El Instituto Armado envío un correo electrónico a Adif advirtiendo de que «no se realice ningún tipo de actuación en las soldaduras sin autorización previa»
Personal del Administrador de Infraestructuras Ferroviarias (Adif) se llevó de madrugada material de la zona del siniestro ferroviario de Adamuz (Córdoba), en el que han muerto 46 personas y ha habido más de 120 heridos, cuatro días después del suceso, ocurrido el domingo 18 de enero, y practicó distintas pruebas «sin advertirlo, ni solicitarlo», según recoge la Guardia Civil en un oficio a la jueza.
Así lo han confirmado a Europa Press fuentes del caso, que han detallado que en dicho oficio los agentes de la Benemérita han expuesto a la instructora de la Sección Civil y de Instrucción del Tribunal de Instancia de Montoro, plaza número dos, que el personal de Adif durante la madrugada del 22 al 23 de enero se llevó material de las vías hasta la base de mantenimiento del municipio cordobés de Hornachuelos.
Tras ello, el día 2 de febrero, según el oficio, se envío un correo electrónico a Adif advirtiendo de que «no se realice ningún tipo de actuación en las soldaduras sin autorización previa». Entre las hipótesis del accidente, la Guardia Civil apunta a la rotura del carril o el fallo de la soldadura como las principales que causaron el siniestro.
En el primer informe de la Benemérita sobre las causas presentado en el juzgado, al que ha tenido acceso Europa Press, figuran también como hipótesis «el estado general del conjunto consistente en traviesas, balasto, carril, clips y soldaduras»; «un accidente causado con ocasión de la circulación del tren implicado o anteriores, debido a algún incidente con la estructura del propio tren, como la caída de una pieza o enganche con infraestructura ferroviaria»; «un accidente por una conducción negligente o imprudente».
Las cámaras no dejan ver nada
El informe pone de manifiesto que las cámaras de seguridad de Adif permiten conocer la hora del impacto pero «no permiten confirmar cómo se produce, al no observarse el momento de la colisión».

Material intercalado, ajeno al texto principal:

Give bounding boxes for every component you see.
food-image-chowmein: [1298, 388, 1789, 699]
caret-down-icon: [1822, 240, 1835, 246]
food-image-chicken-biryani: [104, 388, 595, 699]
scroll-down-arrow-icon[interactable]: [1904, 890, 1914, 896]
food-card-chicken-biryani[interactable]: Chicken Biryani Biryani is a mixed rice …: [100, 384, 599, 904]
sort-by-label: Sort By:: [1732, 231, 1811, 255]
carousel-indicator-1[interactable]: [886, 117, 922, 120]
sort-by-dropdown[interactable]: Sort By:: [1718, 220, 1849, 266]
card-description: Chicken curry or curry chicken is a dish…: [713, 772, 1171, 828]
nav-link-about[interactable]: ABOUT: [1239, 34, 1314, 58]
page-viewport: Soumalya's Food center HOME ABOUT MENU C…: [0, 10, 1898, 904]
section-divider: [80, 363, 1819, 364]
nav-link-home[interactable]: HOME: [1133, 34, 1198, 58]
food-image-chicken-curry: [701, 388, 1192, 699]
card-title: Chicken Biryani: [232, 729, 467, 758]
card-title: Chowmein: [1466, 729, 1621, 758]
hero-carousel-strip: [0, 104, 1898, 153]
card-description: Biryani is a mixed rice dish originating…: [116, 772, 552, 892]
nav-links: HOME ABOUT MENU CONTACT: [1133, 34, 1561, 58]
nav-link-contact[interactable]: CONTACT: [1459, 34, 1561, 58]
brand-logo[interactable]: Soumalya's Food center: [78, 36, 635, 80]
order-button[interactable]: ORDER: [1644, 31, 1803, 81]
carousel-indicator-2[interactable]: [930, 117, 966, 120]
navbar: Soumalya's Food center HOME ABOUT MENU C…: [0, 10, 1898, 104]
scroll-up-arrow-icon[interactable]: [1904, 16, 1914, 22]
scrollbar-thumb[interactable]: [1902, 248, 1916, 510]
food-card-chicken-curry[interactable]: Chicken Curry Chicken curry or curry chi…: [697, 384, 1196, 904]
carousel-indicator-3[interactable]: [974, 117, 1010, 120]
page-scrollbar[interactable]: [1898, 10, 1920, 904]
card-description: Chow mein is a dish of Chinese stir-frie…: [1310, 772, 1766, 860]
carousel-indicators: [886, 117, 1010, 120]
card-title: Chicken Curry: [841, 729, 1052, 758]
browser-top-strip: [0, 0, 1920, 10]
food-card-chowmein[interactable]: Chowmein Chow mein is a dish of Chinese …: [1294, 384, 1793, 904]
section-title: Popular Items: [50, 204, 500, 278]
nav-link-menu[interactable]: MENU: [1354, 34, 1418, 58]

Además, se indica que el tren Iryo viajaba en dirección Madrid cuando descarriló parcialmente e invadió el sentido contrario con sus coches traseros, mientras que el otro tren siniestrado, el Alvia procedente de Madrid con destino Huelva, cruzó en ese momento a una velocidad exacta de 208 kilómetros por hora. La primera de las investigaciones se centra en «un problema en las infraestructuras ferroviarias» con tres derivadas, como pueden ser «un carril o riel de fabricación defectuoso», «una soldadura defectuosa» o el «estado general del conjunto».
Este domingo todavía siete de los heridos en el accidente seguían ingresados en hospitales andaluces, sin que se hayan registrado nuevas altas en los últimos diez días.
Según los datos ofrecidos por la Consejería de Sanidad, Presidencia y Emergencias, de los siete ingresados, uno de ellos es menor y se encuentra en planta en el Hospital Reina Sofía de Córdoba. De los seis adultos que permanecen internados uno está en la Unidad de Cuidados Intensivos (UCI) del Hospital Regional de Málaga.